Without getting into the politics, as someone who has done a lot of work in water treatment, and water chemistry, I have a number of questions:

  1. A basic measure of the stability of water is the corrosion (or stability) index.  I have not seen basic data on the raw water basic chemistry of the Flint River, nor the chemistry of the major species (alkalinity, hardness, pH, sulfate, chlorides) after treatment.  General Motors apparently went off the Flint Water supply due to high chloride levels (http://www.freep.com/story/news/local/michigan/2015/10/10/missed-opportunities-flint-water-crisis/73688428/).  For quite some time, the concept of stability indices (Langelier, Ryznar, Larson Ratio, etc) have been well known as tools to assess the aggressiveness (corrosivity) of a water.  For example, see this paper from 1980 (Millette, James R., Arthur F. Hammonds, Michael F. Pansing, Edward C. Hansen, and Patrick J. Clark. 1980. “Aggressive Water: Assessing the Extent of the Problem”. Journal (american Water Works Association) 72 (5). American Water Works Association: 262–66. http://www.jstor.org/stable/41270478.)  There is no single universal tool as pointed out by Marc Edwards in his important review in 2001(McNeill, Laurie S., and Marc Edwards. 2001. “Iron Pipe Corrosion in Distribution Systems.”  Journal of the American Water Works Association 93 (7):88-100.) 
  2. It seems clear now that as early as March 2015, a consultants report was issued in which the addition of corrosion control chemicals was advised (http://www.freep.com/story/news/local/michigan/flint-water-crisis/2016/01/21/flint-red-flag-2015-report-urged-corrosion-control/79119240/).  

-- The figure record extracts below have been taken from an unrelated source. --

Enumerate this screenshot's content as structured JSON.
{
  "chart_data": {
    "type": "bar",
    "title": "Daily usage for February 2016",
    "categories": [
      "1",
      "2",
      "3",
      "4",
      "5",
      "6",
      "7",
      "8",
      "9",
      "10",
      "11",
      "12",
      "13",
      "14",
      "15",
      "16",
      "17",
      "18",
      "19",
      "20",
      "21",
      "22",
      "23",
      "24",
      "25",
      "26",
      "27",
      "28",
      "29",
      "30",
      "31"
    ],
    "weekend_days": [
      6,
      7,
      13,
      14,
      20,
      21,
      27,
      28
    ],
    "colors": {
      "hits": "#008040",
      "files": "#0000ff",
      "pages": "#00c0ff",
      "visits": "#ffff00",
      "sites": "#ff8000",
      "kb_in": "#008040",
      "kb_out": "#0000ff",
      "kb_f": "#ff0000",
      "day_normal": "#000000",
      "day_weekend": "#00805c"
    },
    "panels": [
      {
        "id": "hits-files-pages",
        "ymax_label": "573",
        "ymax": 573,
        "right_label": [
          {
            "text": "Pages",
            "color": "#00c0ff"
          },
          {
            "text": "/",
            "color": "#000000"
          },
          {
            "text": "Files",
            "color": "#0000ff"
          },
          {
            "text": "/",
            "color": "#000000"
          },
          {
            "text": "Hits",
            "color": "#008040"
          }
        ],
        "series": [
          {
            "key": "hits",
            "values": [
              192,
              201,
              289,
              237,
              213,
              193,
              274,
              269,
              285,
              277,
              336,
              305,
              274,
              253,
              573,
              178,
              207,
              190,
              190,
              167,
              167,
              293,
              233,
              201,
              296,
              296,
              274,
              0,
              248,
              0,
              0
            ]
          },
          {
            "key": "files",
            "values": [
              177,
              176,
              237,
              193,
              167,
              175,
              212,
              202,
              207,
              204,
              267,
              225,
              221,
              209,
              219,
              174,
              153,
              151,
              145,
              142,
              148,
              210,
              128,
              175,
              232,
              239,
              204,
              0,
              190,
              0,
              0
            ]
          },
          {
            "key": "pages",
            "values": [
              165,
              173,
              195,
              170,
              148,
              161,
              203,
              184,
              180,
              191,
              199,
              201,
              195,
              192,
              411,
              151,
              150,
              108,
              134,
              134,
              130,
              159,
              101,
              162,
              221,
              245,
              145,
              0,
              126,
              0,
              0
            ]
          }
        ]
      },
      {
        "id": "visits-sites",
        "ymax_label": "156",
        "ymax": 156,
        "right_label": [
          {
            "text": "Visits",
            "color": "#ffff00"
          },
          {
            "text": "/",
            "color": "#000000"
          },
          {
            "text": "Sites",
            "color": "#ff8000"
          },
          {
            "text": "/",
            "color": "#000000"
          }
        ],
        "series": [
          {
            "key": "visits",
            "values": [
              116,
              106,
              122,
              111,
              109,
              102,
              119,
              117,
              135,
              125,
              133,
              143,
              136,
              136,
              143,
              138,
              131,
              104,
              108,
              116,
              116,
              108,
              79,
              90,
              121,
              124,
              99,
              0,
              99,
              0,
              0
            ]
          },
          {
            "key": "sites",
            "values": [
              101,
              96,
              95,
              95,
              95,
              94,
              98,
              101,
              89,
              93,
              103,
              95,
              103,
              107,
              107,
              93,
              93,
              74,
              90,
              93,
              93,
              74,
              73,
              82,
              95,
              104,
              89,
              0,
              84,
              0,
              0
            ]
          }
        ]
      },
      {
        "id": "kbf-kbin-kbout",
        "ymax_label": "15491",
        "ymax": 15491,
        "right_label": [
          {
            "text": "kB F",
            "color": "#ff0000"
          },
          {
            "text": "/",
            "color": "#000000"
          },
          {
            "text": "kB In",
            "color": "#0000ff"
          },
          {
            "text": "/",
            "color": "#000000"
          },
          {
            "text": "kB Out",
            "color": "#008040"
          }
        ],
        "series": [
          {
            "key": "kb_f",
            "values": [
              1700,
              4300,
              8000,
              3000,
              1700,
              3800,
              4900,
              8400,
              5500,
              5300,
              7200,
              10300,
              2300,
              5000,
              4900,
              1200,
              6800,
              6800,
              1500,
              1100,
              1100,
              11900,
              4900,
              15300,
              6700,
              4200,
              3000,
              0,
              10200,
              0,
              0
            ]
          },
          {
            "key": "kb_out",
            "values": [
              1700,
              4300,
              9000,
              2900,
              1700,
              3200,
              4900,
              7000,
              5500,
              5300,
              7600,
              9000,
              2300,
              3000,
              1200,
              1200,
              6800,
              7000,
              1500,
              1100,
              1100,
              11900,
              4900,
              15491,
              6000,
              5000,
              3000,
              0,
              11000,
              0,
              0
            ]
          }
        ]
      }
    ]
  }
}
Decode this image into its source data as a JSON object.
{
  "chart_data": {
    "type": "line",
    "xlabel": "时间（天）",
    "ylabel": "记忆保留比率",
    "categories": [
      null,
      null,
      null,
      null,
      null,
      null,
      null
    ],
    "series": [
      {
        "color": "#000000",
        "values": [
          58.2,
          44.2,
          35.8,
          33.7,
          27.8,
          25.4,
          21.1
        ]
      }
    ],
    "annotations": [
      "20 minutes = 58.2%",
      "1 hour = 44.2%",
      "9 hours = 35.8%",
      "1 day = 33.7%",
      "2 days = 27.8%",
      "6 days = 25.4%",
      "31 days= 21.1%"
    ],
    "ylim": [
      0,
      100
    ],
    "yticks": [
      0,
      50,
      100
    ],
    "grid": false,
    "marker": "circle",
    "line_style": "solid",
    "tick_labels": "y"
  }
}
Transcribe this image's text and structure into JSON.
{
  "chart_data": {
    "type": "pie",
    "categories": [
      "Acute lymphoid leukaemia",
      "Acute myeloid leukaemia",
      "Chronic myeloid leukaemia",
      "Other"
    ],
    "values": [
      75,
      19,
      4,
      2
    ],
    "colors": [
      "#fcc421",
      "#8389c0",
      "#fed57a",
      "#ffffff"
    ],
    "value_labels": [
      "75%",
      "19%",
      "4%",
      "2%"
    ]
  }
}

    The full report from Veolia is online and has a suite of important and prioritized recommendations to take.  The response of this in terms of decisions to take or not to take action will be interesting to watch. However the focus of this report was NOT corrosion control, as exemplified in this quote: 

    • “The primary focus of this study was to assure compliance with the TTHM limits. That is not the only problem facing the city and its customers though. Many people are frustrated and naturally concerned by the discoloration of the water with what primarily appears to be iron from the old unlined cast iron pipes. “

  3. In the absence of corrosion control, one would expect that the solubilization of iron would cause a decrease in the chlorine residual.  Rhodes Trussell reviews the important relationships between corrosion, residual, and disinfection byproduct formation (http://www.awwa.org/publications/journal-awwa/abstract/articleid/13992/issueid/33528176.aspx?getfile=/documents/dcdfiles/13992/waternet.0049164.pdf).  Either no action was taken if the chlorine residual sampled in the distribution system was noticed to drop from previous levels, or the chlorine dose was boosted, and potentially resulted in increased disinfection byproduct formation.  Given that Flint had apparent concerns about compliance with TTHM levels, they may have been reluctant to increase residual.  It would be interesting to see lab data sheets for chlorine residual measurements in the distribution system before and after the switchover to Flint River water.
  4. If the chlorine residual dropped, then microbial levels in the distribution system could have increased.  Some, but not many, utilities measure heterotrophic plate count bacteria (HPC) in the distribution system.  I would expect their levels to have increased with a drop in residual.
  5. While the connection between the elevation of the Legionella case count subsequent to the switchover is possible, a direct connection may never be known because of the absence of samples from many of the clinical cases.  Frequently a genetic match between clinical isolates and environmental isolates is deemed necessary to make a definitive connection.

I will post subsequent thoughts and comments as they develop.